Sunday, November 1, 2009

Soup Sandwich

In anticipation of exciting new developments I was stripping some of my favorite parts from my Karate Monkey. While I was at it I figured it was a good time to set it up fixed for the Winter. I found it quite ironic that after completing the swap, I stumbled upon this blog, and an alternate view of fixed gear mountain biking.
Without a rear brake and a racer-boy light rear tire Mary Jane was a svelte 21.2 lbs; lighter than I'd ever seen her.

Out on the trail there was an awkwardness that was expected. Getting back up to speed riding fixed offroad has a bit of a learning curve. It's easier than people think, but does take a little getting used to. The biggest thing is when you get to a log, or ledge or some obstacle you have to follow through. You can't try to set up for it like you would on a freewheeling bike. Once you're up on the log you'll likely just be able to pedal through it, you might hit a pedal and fall on your ass, but more than likely you'll just pedal through it. Once you get your fixed legs, you'll be able to hoist your rear wheel and adjust your pedals when your wheels in the air.

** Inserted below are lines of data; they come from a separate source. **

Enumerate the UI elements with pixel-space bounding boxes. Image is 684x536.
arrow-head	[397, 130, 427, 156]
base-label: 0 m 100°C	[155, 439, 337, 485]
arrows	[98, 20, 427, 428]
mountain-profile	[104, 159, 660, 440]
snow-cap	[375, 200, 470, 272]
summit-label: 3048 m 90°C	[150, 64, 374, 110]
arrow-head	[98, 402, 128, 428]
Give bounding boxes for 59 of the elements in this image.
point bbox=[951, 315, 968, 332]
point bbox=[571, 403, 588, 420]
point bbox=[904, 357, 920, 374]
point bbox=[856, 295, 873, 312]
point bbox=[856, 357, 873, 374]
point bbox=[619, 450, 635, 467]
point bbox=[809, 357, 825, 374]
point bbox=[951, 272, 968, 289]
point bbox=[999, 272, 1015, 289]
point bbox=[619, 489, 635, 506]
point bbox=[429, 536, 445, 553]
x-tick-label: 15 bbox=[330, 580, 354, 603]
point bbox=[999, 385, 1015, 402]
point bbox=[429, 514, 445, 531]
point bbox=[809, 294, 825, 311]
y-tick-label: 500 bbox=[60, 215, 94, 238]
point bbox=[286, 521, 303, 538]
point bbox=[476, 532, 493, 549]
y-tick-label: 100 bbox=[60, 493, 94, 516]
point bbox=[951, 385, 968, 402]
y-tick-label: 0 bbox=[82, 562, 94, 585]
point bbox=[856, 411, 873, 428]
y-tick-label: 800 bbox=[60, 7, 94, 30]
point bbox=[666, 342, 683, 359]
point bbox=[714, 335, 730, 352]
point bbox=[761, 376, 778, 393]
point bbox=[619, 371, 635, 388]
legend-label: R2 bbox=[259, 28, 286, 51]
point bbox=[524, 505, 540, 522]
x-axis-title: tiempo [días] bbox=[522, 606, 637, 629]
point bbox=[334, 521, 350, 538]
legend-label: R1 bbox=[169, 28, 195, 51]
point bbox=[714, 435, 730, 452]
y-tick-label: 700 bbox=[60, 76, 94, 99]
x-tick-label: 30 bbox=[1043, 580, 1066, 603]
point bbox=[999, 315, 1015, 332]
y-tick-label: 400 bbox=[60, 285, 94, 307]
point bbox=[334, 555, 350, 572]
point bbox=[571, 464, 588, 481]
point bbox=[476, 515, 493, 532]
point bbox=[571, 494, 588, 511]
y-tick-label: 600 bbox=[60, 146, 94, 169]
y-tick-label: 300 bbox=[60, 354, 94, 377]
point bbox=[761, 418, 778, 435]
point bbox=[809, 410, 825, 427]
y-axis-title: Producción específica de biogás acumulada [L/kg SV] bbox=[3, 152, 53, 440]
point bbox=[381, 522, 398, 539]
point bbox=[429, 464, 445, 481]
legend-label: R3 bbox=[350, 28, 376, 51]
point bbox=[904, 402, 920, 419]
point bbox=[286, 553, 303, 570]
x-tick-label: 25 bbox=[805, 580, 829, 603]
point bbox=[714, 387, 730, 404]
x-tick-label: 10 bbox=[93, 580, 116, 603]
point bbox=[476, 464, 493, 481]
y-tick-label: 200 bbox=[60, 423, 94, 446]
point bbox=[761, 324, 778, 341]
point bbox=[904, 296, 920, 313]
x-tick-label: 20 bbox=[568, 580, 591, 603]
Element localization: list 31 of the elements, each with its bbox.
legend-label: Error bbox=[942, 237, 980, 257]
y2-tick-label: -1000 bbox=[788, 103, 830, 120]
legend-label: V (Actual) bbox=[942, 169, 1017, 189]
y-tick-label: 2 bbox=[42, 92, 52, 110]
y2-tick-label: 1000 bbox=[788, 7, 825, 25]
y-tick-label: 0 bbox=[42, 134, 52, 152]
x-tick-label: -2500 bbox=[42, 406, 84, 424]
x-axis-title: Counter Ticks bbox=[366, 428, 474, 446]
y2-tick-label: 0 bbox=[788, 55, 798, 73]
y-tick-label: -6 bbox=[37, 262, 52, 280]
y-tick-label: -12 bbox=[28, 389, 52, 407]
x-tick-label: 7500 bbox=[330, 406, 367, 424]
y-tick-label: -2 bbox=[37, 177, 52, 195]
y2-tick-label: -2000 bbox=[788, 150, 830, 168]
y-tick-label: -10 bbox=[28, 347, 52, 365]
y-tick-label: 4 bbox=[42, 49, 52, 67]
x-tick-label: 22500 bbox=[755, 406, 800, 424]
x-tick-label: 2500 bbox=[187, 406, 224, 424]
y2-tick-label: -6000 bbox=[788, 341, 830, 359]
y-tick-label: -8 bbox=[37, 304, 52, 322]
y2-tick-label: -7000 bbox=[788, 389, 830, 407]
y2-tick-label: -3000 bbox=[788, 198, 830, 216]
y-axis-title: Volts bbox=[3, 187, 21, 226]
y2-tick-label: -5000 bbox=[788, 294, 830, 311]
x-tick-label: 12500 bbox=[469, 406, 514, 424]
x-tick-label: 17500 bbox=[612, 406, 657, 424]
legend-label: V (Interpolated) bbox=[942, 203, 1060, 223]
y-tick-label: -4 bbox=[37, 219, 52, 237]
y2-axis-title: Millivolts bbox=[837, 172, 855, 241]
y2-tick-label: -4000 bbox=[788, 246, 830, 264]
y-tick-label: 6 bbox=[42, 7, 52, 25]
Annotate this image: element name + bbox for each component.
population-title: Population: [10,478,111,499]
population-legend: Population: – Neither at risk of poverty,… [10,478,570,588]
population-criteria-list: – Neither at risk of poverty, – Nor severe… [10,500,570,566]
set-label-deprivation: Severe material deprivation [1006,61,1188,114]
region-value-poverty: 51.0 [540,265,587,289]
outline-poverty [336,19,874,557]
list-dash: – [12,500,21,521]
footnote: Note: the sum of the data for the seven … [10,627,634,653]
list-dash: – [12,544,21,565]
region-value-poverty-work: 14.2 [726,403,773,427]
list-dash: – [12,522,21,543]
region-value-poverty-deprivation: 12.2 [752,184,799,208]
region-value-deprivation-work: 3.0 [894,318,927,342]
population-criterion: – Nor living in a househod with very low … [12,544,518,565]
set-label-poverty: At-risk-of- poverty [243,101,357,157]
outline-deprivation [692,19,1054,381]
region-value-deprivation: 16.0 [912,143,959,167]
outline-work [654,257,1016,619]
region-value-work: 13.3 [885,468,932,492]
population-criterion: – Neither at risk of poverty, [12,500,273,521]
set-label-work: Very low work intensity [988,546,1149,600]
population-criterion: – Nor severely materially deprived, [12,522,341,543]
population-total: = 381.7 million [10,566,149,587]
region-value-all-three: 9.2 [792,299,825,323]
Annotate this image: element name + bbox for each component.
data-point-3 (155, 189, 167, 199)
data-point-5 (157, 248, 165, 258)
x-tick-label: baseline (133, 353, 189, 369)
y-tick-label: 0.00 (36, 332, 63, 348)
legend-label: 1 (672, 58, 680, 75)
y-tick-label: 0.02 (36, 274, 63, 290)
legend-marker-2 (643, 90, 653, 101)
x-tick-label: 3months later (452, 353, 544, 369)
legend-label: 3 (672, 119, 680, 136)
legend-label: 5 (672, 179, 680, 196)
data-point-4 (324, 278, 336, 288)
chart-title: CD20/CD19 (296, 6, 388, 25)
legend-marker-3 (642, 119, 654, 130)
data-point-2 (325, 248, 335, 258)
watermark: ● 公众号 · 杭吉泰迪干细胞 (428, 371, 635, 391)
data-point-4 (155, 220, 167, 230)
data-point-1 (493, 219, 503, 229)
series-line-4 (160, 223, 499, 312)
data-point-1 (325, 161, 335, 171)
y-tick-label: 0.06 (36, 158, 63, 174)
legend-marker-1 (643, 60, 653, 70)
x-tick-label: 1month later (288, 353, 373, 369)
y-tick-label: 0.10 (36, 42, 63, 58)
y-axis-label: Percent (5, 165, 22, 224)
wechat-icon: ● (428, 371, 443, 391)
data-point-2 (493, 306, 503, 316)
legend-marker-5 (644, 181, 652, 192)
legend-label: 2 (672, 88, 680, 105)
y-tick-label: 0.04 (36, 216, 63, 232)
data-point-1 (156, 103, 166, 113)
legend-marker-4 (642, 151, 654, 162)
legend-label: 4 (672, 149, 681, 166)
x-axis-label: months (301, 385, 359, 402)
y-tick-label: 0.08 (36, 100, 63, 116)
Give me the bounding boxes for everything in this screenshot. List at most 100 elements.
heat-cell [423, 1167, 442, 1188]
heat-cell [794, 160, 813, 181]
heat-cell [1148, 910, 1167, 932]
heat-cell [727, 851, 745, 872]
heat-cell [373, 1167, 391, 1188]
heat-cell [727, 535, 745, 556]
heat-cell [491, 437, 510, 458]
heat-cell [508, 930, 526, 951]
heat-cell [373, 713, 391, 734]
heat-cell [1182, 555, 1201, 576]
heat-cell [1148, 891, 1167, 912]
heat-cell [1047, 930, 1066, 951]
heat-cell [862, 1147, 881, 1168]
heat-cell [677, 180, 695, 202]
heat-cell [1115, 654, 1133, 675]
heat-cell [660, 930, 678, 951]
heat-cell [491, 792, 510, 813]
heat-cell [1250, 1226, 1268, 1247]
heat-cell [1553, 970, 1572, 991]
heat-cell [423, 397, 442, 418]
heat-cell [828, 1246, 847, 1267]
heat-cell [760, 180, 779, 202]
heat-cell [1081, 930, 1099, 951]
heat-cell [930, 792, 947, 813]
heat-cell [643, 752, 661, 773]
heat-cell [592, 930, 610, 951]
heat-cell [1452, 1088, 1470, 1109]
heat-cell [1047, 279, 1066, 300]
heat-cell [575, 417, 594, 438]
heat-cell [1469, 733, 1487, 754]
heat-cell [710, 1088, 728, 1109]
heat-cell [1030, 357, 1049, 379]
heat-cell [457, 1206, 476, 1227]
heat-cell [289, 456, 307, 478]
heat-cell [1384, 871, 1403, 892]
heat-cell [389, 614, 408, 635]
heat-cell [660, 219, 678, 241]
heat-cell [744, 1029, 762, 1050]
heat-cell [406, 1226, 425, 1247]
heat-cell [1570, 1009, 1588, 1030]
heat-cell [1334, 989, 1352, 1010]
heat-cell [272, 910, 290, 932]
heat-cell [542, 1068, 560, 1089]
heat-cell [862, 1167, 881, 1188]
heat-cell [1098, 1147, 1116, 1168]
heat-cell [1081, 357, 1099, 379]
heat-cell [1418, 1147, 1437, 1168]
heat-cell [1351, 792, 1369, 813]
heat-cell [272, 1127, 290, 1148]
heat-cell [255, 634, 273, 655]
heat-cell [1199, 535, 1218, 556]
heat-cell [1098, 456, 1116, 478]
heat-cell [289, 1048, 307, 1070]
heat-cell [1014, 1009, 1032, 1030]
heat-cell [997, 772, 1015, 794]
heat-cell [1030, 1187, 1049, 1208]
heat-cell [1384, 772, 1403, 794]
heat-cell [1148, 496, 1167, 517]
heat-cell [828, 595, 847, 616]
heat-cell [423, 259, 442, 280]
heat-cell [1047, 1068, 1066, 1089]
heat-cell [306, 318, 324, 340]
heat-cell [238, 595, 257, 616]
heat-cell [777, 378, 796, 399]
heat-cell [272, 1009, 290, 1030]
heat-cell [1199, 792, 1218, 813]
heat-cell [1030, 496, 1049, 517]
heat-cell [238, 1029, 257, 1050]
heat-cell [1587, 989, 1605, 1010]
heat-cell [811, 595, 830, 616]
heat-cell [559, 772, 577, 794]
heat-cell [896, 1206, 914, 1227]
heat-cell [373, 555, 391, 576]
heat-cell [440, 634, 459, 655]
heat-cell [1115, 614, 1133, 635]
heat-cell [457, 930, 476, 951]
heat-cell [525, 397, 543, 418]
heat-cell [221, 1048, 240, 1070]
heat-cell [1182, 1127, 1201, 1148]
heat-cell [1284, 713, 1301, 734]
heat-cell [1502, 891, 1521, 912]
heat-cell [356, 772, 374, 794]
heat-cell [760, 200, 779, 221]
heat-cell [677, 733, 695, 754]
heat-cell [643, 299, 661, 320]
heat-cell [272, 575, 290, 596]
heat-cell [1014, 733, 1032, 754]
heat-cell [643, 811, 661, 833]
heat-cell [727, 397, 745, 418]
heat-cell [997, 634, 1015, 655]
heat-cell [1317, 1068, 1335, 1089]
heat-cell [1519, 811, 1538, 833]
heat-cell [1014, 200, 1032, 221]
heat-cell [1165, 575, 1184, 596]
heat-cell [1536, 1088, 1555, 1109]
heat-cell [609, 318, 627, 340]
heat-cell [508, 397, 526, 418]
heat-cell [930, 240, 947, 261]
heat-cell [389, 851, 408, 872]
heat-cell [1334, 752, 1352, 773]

Anyways, just riding along, lalala, fixed is fun, riding along the ridge, cliff drop to swanky homes to the left, trees to the right and SHAMWOW! I crash on an outcropping of rocks. As I being riding again, I here a tink tink tink.

Rock x (spokes+high tension)=Broken spokes.

Stopping to inspect my wheel, not only were two spokes broken, but a crank ring bolt had abandoned ship, it's 4 friends wanted to follow suit, my crank spider had come loose, and my Surly Fixxer was loose.

Fucked up like a soup sandwich!

Now this was going to take time to fix. Fixed is about not having to repair your bike. Simple easy. In out done.

Good thing I had an extra hour Sunday.

A little "fixed-gear's friend" on the Fixxer
Making a new single ring crank bolt

Riding fixed downhill offroad feels like when a cheesy action film (think Road Warrior) speeds up the film to make things seem like they are moving faster. I don't know if this actually has any value as far as training or performance. It's like being able to rub your belly and patting your head at the same time. Actually it's a lot easier, because I can do it.

Crazy stupid fun.


James said...

And Facebook said you were normal?

zencycle said...

"I don't know if this actually has any value as far as training or performance."

well, if you read the full post that you linked to my blog, non other than Paul Curley, owner of no less than 22 national championship jerseys has used fixed gear mtn biking as a training tool. As much of a dick as many of us consider him to be, when he suggests some sort of training regimen, you can rest assured it has some merit.

That isn't to say that riding a fixed gear mtn bike will make you a national champion, nay, like anything else, it isn't what you have, but how you use it.

(fwiw - Curley is actually a relatively social human being these days, what with getting married, a child, and old. I haven't seen him intentionally hook someone in over ten years now)

CB2 said...

I did read your whole post.
I rode last Winter fixed, first to see if I could do it, and found it just really worked well in the typical slick Winter conditions. I would say the main benefit is that you can keep on riding in all but the worst conditions.

zencycle said...

Blogger CB2 said...
"the main benefit is that you can keep on riding in all but the worst conditions."

I hear ya....'Anonymous' left a comment about setting up an off-road fixed just for snow, and I actually think that sounds like fun. I'm going to try it.